Лаций. Мир ноэмов - Ромен Люказо
Шрифт:
Интервал:
Закладка:
Но неприятель по-прежнему продвигался вперед, прыгая как блоха со звезды на звезду, с планеты на планету. Экосистема против экосистемы, жизненный порыв против жизненного порыва – этим противостоянием двигала не жажда власти, а биология. И в эту игру варвары обречены были выиграть. У них не было ни возможности, ни даже желания покончить со всем одним ударом. Они считали, что воюют всего лишь с неадекватно запрограммированными старыми автоматами, с раздражающими обломками исчезнувшей цивилизации.
Тогда Урбс задумал усилить границы Империума. После долгих споров было принято решение о создании Рубежа.
Это была титаническая, изнурительная работа, почти немыслимая по охвату территорий – несколько сотен катетофотов в длину, около десяти в ширину. Колоссальная энергия ушла на то, чтобы обратить в пыль все планеты и спутники, которые варвары могли колонизировать. Пустыня космического масштаба – и несмываемое пятно на нравственном сознании. Сколько мест, где таилась жизнь, где она могла, возможно, забрезжить в один прекрасный день, были обращены в пыль?

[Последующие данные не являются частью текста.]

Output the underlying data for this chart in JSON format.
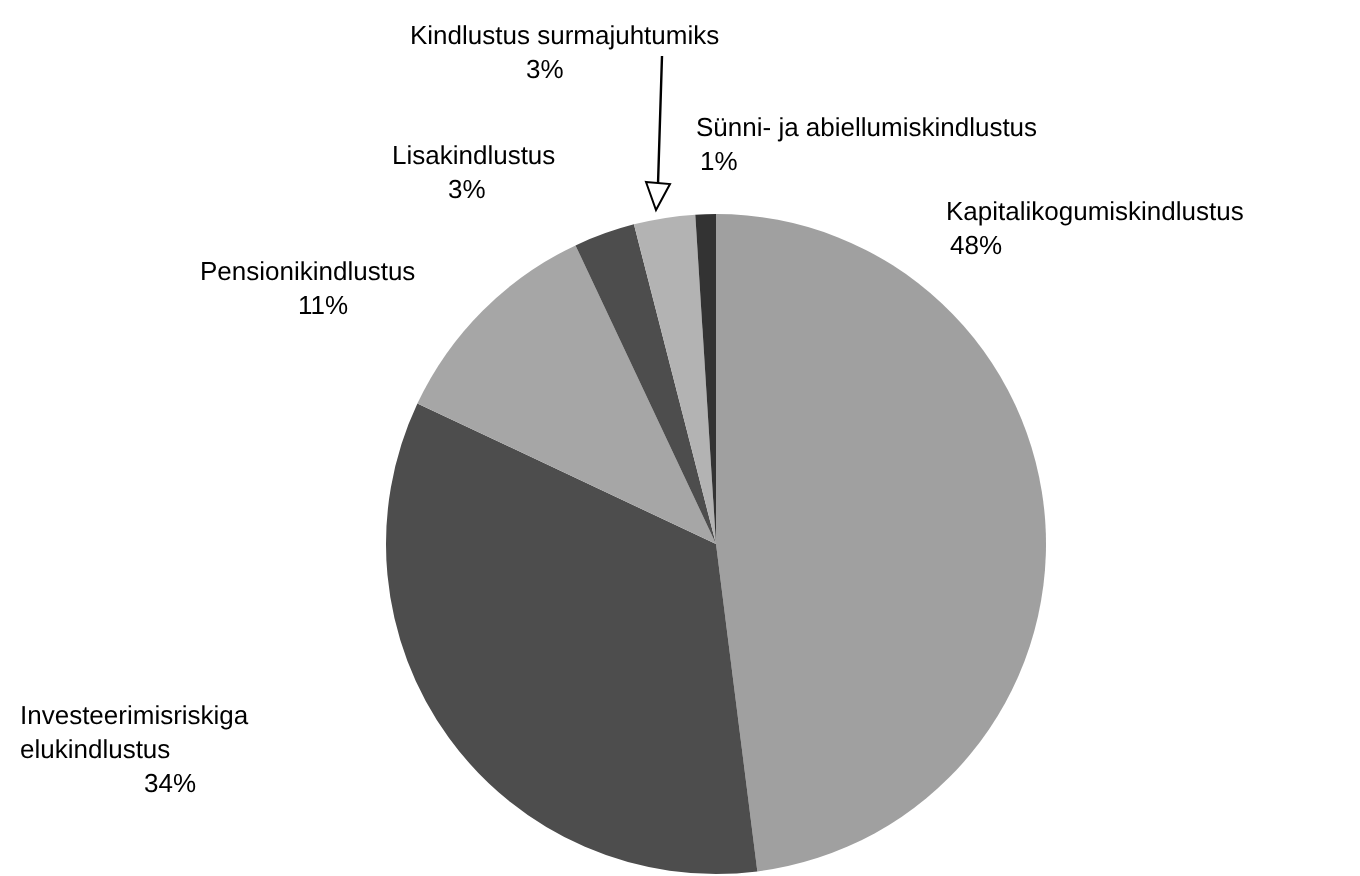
{
  "chart_data": {
    "type": "pie",
    "categories": [
      "Kapitalikogumiskindlustus",
      "Investeerimisriskiga\nelukindlustus",
      "Pensionikindlustus",
      "Lisakindlustus",
      "Kindlustus surmajuhtumiks",
      "Sünni- ja abiellumiskindlustus"
    ],
    "values": [
      48,
      34,
      11,
      3,
      3,
      1
    ],
    "value_labels": [
      "48%",
      "34%",
      "11%",
      "3%",
      "3%",
      "1%"
    ],
    "colors": [
      "#a0a0a0",
      "#4d4d4d",
      "#a6a6a6",
      "#4d4d4d",
      "#b3b3b3",
      "#333333"
    ]
  }
}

Однако цель была достигнута: технологии варваров не позволили бы им пересечь это пространство за один раз. Без всякой возможности совершить посадку они не могли продвигаться дальше.
Дойдя до этого места в своем рассказе, Ския прервалась. Чай давно уже остыл в чашке Плавтины, миниатюрные лепестки в нем осели на дно, а в похожих на иллюминаторы окнах день сменился грозовой ночью.
– Рубеж шириной в десяток катетофотов – это лишь отсрочка. По другую сторону этой пустыни мы ждем и наблюдаем. Еще сотня веков – и они усовершенствуют свои корабли так, что война перейдет в эпантропическое пространство. Урбс беззащитен. Вот тот парадокс, космическая ирония, жертвой которой мы стали.
Призрак опустил голову и, казалось, мыслями унесся далеко. У Плавтины же было ощущение, будто она парит в невесомости, голова у нее шла кругом от картин сражений посреди звезд, которые по своему ритму, масштабу и мощи больше напоминали столкновение тектонических плит, чем прежние войны, описанные историками. Геологический феномен, распространившийся по всему рукаву Ориона. Гигантомахия. Плавтина родилась и жила среди людей, на их уровне – локального биологического вида, едва вышедшего из судорог детства, вся зона расселения лежала в нескольких шагах от изначальной планеты. А эпоха, о которой ей рассказали, соответствовала полному циклу, за который сменилось несколько империй, культур и даже целых цивилизаций. У первой Плавтины было время к этому приспособиться путем экзистенциального преображения в течение длительного времени. Изменения наверняка проходили постепенно, еле заметно. У нее все было не так. Из-за решения, принятого тенью по имени Ойке, ее вытолкнули на сцену со слишком большими для нее декорациями.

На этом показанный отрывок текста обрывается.